Depuis décembre dernier, l'invasion russe de l'Ukraine a créé des pressions de la part des conservateurs et des alliés de l'OTAN pour que le Canada augmente ses dépenses de défense. Parallèlement, les appels du secteur privé en faveur d'un regain d'intérêt pour les mesures de croissance ont exercé des pressions supplémentaires sur le gouvernement fédéral en matière de dépenses.

Comme si les enjeux n'étaient pas assez élevés, l'accord historique de soutien et de confiance conclu par le premier ministre Justin Trudeau avec le NPD a pratiquement entraîné de nouveaux engagements de dépenses massifs, notamment des programmes nationaux de soins dentaires et d'assurance-médicaments que les libéraux n'avaient pas envisagés il y a seulement quelques mois.

Du point de vue de NATIONAL, ce budget est clairement le premier test du récent pacte libéral-néo-démocrate. Leur entente s'applique jusqu'en 2025 – une éternité sur la scène politique. Des étapes importantes comme celle-ci serviront d'indicateur de l'alignement des deux partis et des domaines où la coopération ne se déroule pas aussi bien.

Le Budget de 2022 comprend plusieurs nouveaux engagements de dépenses, notamment en matière de logement et de défense. Mais il vise surtout à rendre la vie plus abordable pour les Canadiens et à donner un coup de pouce à la productivité canadienne, qui en a bien besoin.
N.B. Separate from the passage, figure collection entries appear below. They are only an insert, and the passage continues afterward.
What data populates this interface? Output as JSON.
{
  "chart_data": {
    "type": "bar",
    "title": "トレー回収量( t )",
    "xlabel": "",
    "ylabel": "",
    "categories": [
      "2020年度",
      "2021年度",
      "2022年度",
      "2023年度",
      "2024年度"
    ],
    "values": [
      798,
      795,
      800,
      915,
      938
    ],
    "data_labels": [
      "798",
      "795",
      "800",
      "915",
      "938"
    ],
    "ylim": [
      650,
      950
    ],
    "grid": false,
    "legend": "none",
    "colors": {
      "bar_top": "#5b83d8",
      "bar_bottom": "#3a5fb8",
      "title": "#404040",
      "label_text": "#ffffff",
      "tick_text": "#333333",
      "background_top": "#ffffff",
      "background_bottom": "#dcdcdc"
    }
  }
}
Budget de 2022 : vue d'ensemble

  • Le déficit devrait baisser à 0,9 % du PIB en 2024-25 avant d'atteindre 0,3 % à la fin de l'horizon de planification budgétaire.
  • Déficit projeté à 52,8 milliards de dollars pour 2022-2023.
  • 31,2 milliards de dollars de nouvelles dépenses sur cinq ans – avec des postes importants comme l'offre de logements, la réconciliation avec les Autochtones, la lutte contre le changement climatique et la défense nationale.
  • Le gouvernement devrait encaisser plus de 2 milliards de dollars en efforts de création de revenus.
  • Le ratio dette-PIB du Canada devrait baisser à 41,5 % d'ici 2026-27, comparativement à 45,1 % cette année.
  • Nouvelle surtaxe sur les bénéfices de pandémie des banques dépassant 1 milliard de dollars.

Analyse

D'un point de vue politique, ce budget fait un bon travail pour apaiser la légion de parties prenantes et de priorités concurrentes :

  • Rebâtir l'économie alors que le monde émerge du pire de la pandémie, mais fait face à une inflation croissante.
  • Rassurer les Canadiens que la vie deviendra plus abordable, notamment par des mesures directes visant à réduire le coût du logement.
  • Rassurer les alliés internationaux que le Canada peut respecter les accords internationaux, notamment en matière de défense, mais aussi de changement climatique.
  • Rassurer la base libérale que les mesures climatiques et l'atteinte d'une transition vers la carboneutralité d'ici 2030 demeurent une priorité du gouvernement.
  • Rassurer le NPD que ses priorités sont prises en compte.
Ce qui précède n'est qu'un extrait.